In the specific case of teenagers, we have to remember that, as part of the stage of life they are going through, socialising with their peers and maintaining independence and privacy are important aspects for them. Therefore, being at home all day limited in many aspects can generate anxiety and feelings of sadness or despair.
If you have an adolescent at home, let me share with you some advice about how to accompany our teenagers during this time, taking into consideration their emotions and opinions.
- Give them the chance to tell you what they know and think about COVID-19 and the guidelines that have been imposed. Keep in mind that there is a lot of information accessible to everybody that is correct, but also plenty that is incorrect or purposely fake. Adolescents have the right to know and be kept informed of the reality, and we must bring them the real facts.
- Added to this, ask them how they are feeling. Emotions of fear or anger can be experienced by a teenager in situations like the one we are currently in. Being conscious of what they know, think, and feel, can help us to understand their behaviour and offer them better support.

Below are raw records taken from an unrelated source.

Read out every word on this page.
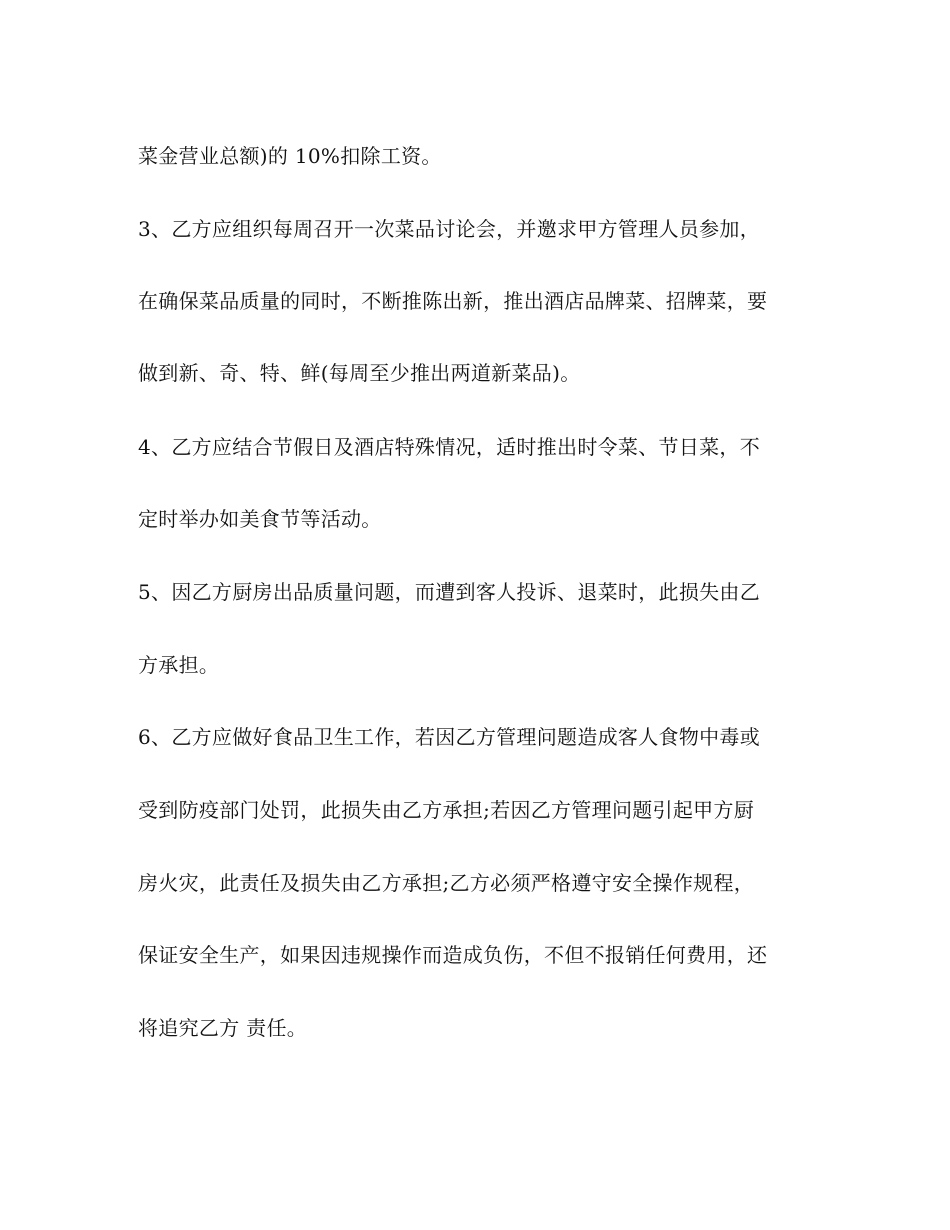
菜金营业总额)的 10%扣除工资。

3、乙方应组织每周召开一次菜品讨论会，并邀求甲方管理人员参加，

在确保菜品质量的同时，不断推陈出新，推出酒店品牌菜、招牌菜，要

做到新、奇、特、鲜(每周至少推出两道新菜品)。

4、乙方应结合节假日及酒店特殊情况，适时推出时令菜、节日菜，不

定时举办如美食节等活动。

5、因乙方厨房出品质量问题，而遭到客人投诉、退菜时，此损失由乙

方承担。

6、乙方应做好食品卫生工作，若因乙方管理问题造成客人食物中毒或

受到防疫部门处罚，此损失由乙方承担;若因乙方管理问题引起甲方厨

房火灾，此责任及损失由乙方承担;乙方必须严格遵守安全操作规程，

保证安全生产，如果因违规操作而造成负伤，不但不报销任何费用，还

将追究乙方 责任。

- Let them create their own study routines. Nobody was prepared for this, and after this situation, nobody has to finish with all the material learned. Yes, there must be a continuation of the work that they had been doing at school, but, remember that we all learn differently. Some teens may find it challenging to study remotely or alone. Do not over demand.
- Since we all, teenagers and adults, are going to be under one roof, we all must participate in maintaining our home. I am a faithful believer that adolescents should participate in domestic work; however, I consider it aggressive to use “my house my rules”. It is their home too, let them choose which domestic tasks they are going to do, negotiate if it is necessary but do not impose on them. Negotiation is an important skill they will need for the future, take this as a practice.
- Finally, please respect their privacy. Would you like to have someone looking over the shoulder or knocking on your door every 5 minutes asking what are you doing? I don’t! They need to have their time alone, time to enjoy what they like and time to socialise with their friends. Social media could be dangerous, I know, and the majority of the parents are always afraid of the amount of time teenagers spend on it. Still, under the circumstances, social media and portable electronic devices are going to be the way to keep in touch with their friends. If you put into practice the first two points above, have open communication with them and establish clear rules about the use and abuse of social media and their mobile devices, you can feel safe. They are going to look for your advice if something is wrong.